De systèmes métaphysiques, dans le sens rigoureux du mot, et lorsqu’on a mis à part cette métaphysique universelle où l’on reconnaît sans peine, sous une forme de plus en plus réfléchie, la raison même du genre humain, il n’y en a véritablement que quatre. L’un est le dualisme, qui met à peu près sur la même ligne l’esprit et la matière ; qui les regarde tous deux comme des principes éternels, nécessaires, infinis, et les fait concourir ensemble à la formation de l’univers. L’autre est le matérialisme, où l’on ne reconnaît pas d’autre existence que celle de la matière et des corps, où tout est expliqué par le développement spontané d’une nature aveugle, répandue également dans toutes les parties du monde, ou par le mouvement fortuit des atomes et les lois de la mécanique. Le troisième, se plaçant précisément au point de vue opposé, ne voit partout qu’esprit et intelligence, ne veut rien admettre qu’un monde spirituel, invisible et supérieur à l’intelligence elle-même. Ce système, selon les limites dans lesquelles il se renferme, selon qu’il s’en tient à la raison ou qu’il aspire à s’élever au-dessus d’elle, prend le nom d’idéalisme ou de mysticisme. Enfin, le dernier et le plus grand de tous, c’est le panthéisme, selon lequel l’esprit et la matière, la pensée et l’étendue, les phénomènes de l’âme et ceux du corps, se rapportent également, soit comme des attributs, soit comme des modes différents, à un seul et même être, à la fois un et multiple, fini et infini, humanité, nature et Dieu.

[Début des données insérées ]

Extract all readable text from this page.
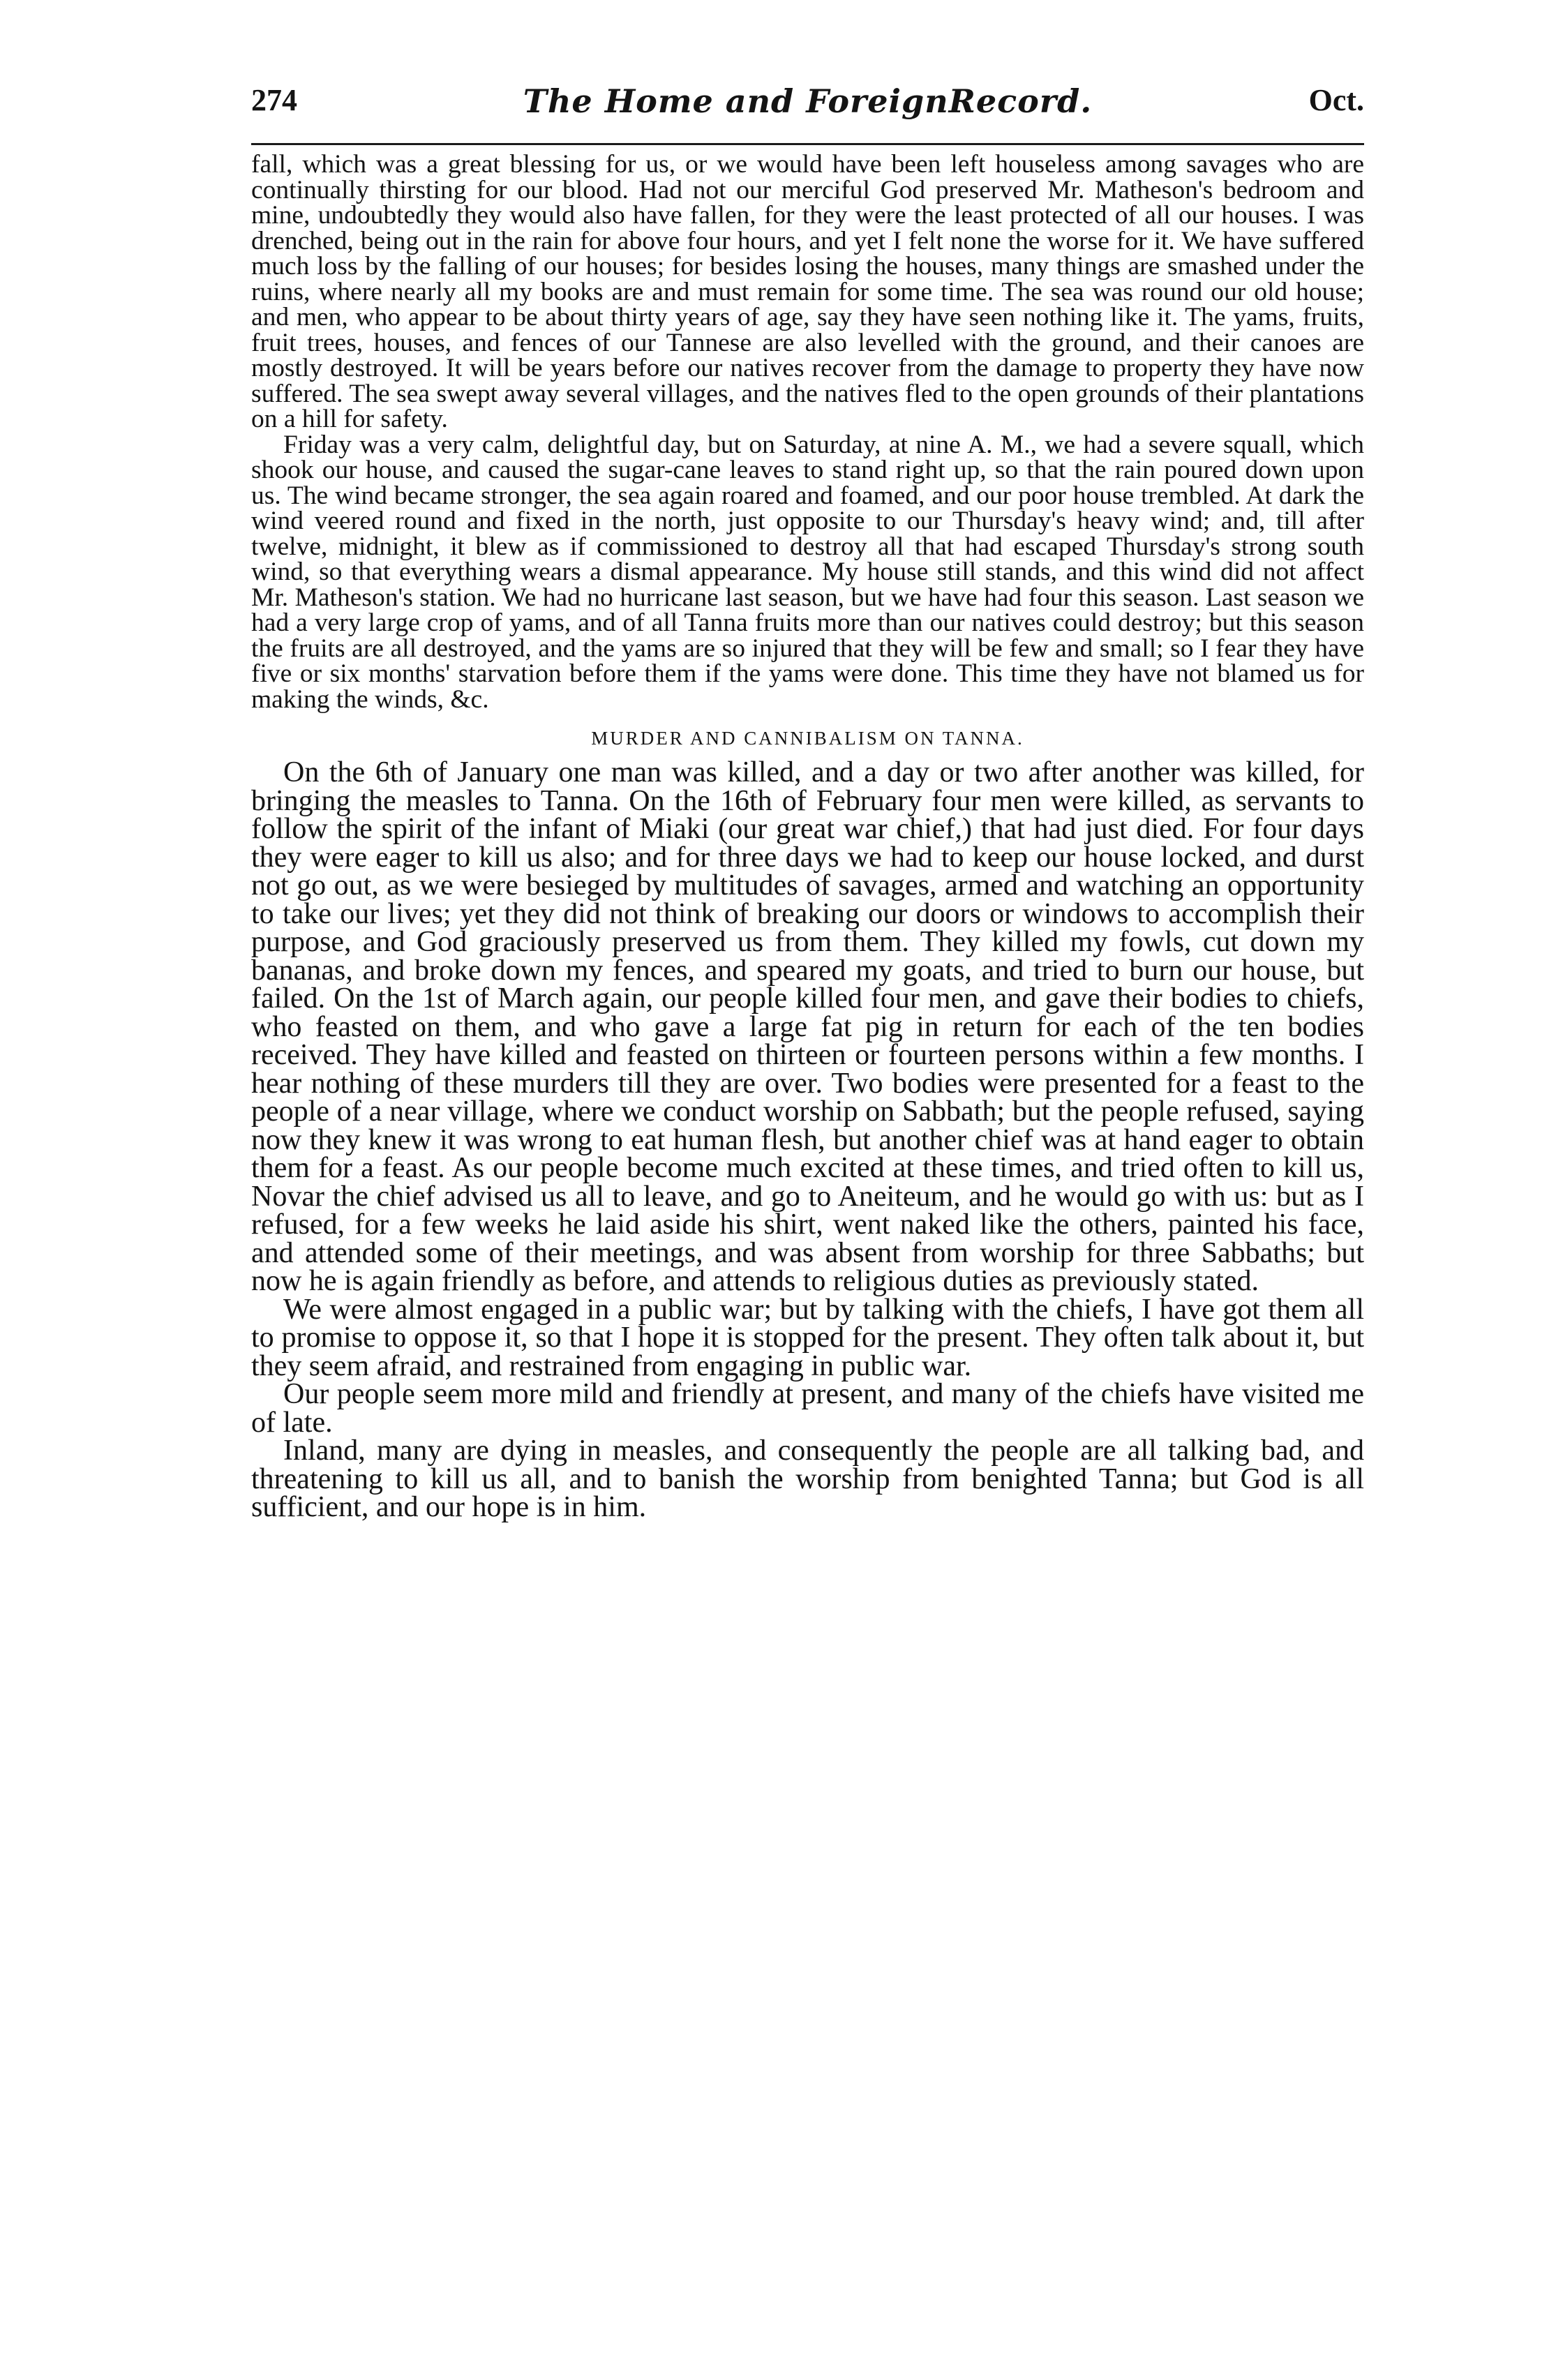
274	The Home and ForeignRecord.	Oct.

fall, which was a great blessing for us, or we would have been left houseless among savages who are continually thirsting for our blood. Had not our merciful God preserved Mr. Matheson's bedroom and mine, undoubtedly they would also have fallen, for they were the least protected of all our houses. I was drenched, being out in the rain for above four hours, and yet I felt none the worse for it. We have suffered much loss by the falling of our houses; for besides losing the houses, many things are smashed under the ruins, where nearly all my books are and must remain for some time. The sea was round our old house; and men, who appear to be about thirty years of age, say they have seen nothing like it. The yams, fruits, fruit trees, houses, and fences of our Tannese are also levelled with the ground, and their canoes are mostly destroyed. It will be years before our natives recover from the damage to property they have now suffered. The sea swept away several villages, and the natives fled to the open grounds of their plantations on a hill for safety.

Friday was a very calm, delightful day, but on Saturday, at nine A. M., we had a severe squall, which shook our house, and caused the sugar-cane leaves to stand right up, so that the rain poured down upon us. The wind became stronger, the sea again roared and foamed, and our poor house trembled. At dark the wind veered round and fixed in the north, just opposite to our Thursday's heavy wind; and, till after twelve, midnight, it blew as if commissioned to destroy all that had escaped Thursday's strong south wind, so that everything wears a dismal appearance. My house still stands, and this wind did not affect Mr. Matheson's station. We had no hurricane last season, but we have had four this season. Last season we had a very large crop of yams, and of all Tanna fruits more than our natives could destroy; but this season the fruits are all destroyed, and the yams are so injured that they will be few and small; so I fear they have five or six months' starvation before them if the yams were done. This time they have not blamed us for making the winds, &c.

MURDER AND CANNIBALISM ON TANNA.

On the 6th of January one man was killed, and a day or two after another was killed, for bringing the measles to Tanna. On the 16th of February four men were killed, as servants to follow the spirit of the infant of Miaki (our great war chief,) that had just died. For four days they were eager to kill us also; and for three days we had to keep our house locked, and durst not go out, as we were besieged by multitudes of savages, armed and watching an opportunity to take our lives; yet they did not think of breaking our doors or windows to accomplish their purpose, and God graciously preserved us from them. They killed my fowls, cut down my bananas, and broke down my fences, and speared my goats, and tried to burn our house, but failed. On the 1st of March again, our people killed four men, and gave their bodies to chiefs, who feasted on them, and who gave a large fat pig in return for each of the ten bodies received. They have killed and feasted on thirteen or fourteen persons within a few months. I hear nothing of these murders till they are over. Two bodies were presented for a feast to the people of a near village, where we conduct worship on Sabbath; but the people refused, saying now they knew it was wrong to eat human flesh, but another chief was at hand eager to obtain them for a feast. As our people become much excited at these times, and tried often to kill us, Novar the chief advised us all to leave, and go to Aneiteum, and he would go with us: but as I refused, for a few weeks he laid aside his shirt, went naked like the others, painted his face, and attended some of their meetings, and was absent from worship for three Sabbaths; but now he is again friendly as before, and attends to religious duties as previously stated.

We were almost engaged in a public war; but by talking with the chiefs, I have got them all to promise to oppose it, so that I hope it is stopped for the present. They often talk about it, but they seem afraid, and restrained from engaging in public war.

Our people seem more mild and friendly at present, and many of the chiefs have visited me of late.

Inland, many are dying in measles, and consequently the people are all talking bad, and threatening to kill us all, and to banish the worship from benighted Tanna; but God is all sufficient, and our hope is in him.
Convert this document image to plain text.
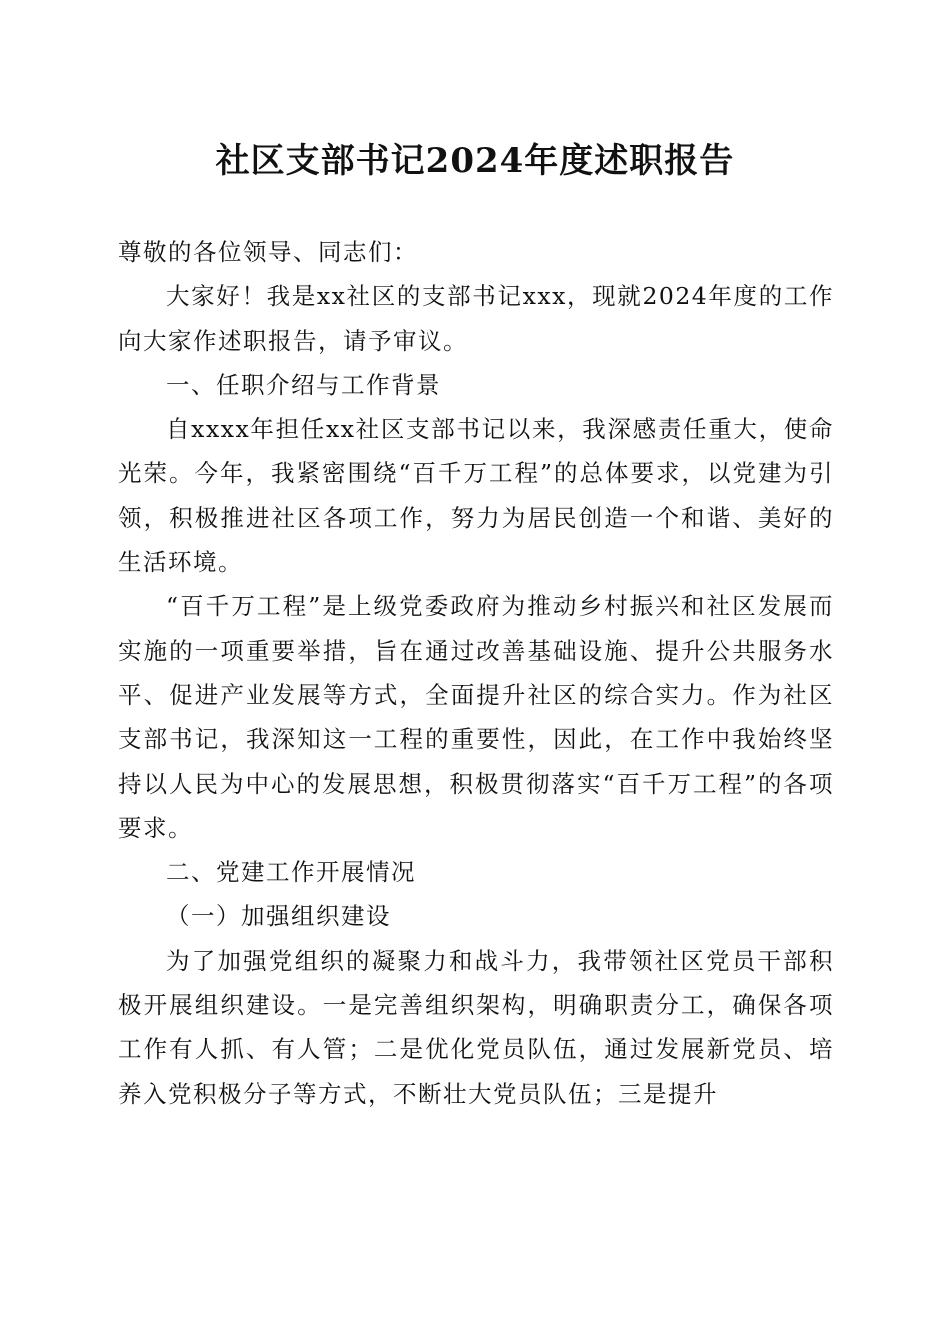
社区支部书记2024年度述职报告

尊敬的各位领导、同志们：

大家好！我是xx社区的支部书记xxx，现就2024年度的工作向大家作述职报告，请予审议。

一、任职介绍与工作背景

自xxxx年担任xx社区支部书记以来，我深感责任重大，使命光荣。今年，我紧密围绕“百千万工程”的总体要求，以党建为引领，积极推进社区各项工作，努力为居民创造一个和谐、美好的生活环境。

“百千万工程”是上级党委政府为推动乡村振兴和社区发展而实施的一项重要举措，旨在通过改善基础设施、提升公共服务水平、促进产业发展等方式，全面提升社区的综合实力。作为社区支部书记，我深知这一工程的重要性，因此，在工作中我始终坚持以人民为中心的发展思想，积极贯彻落实“百千万工程”的各项要求。

二、党建工作开展情况

（一）加强组织建设

为了加强党组织的凝聚力和战斗力，我带领社区党员干部积极开展组织建设。一是完善组织架构，明确职责分工，确保各项工作有人抓、有人管；二是优化党员队伍，通过发展新党员、培养入党积极分子等方式，不断壮大党员队伍；三是提升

On ne peut guère compter le dualisme, qui a disparu, depuis des siècles, de la scène du monde, et qui n’a jamais eu la durée ni l’importance qu’on lui attribue. La matière première des anciens, du moins celle de Platon et d’Aristote, ne représente en aucune manière un être réel, un principe positif qui partage avec Dieu le privilége de l’éternité ; elle n’est que la limite inévitable des choses et l’ensemble des conditions qui en déterminent la possibilité : car Dieu lui-même ne peut pas donner l’existence à ce qui est impossible en soi.

Le matérialisme n’inspire plus que le mépris et le dégoût ; de son propre mouvement, il s’est retiré de la métaphysique pour se renfermer dans les amphithéâtres de médecine, et ceux-là même qui le conservent encore dans la théorie de l’homme, n’osent plus le conserver comme une explication suffisante de l’univers. Un des derniers apôtres du matérialisme en France et, sans contredit, le plus illustre, Broussais, dans son Cours de phrénologie, a écrit ces mots : « L’athéisme ne saurait entrer dans une tête bien faite et qui a sérieusement médité sur la nature. »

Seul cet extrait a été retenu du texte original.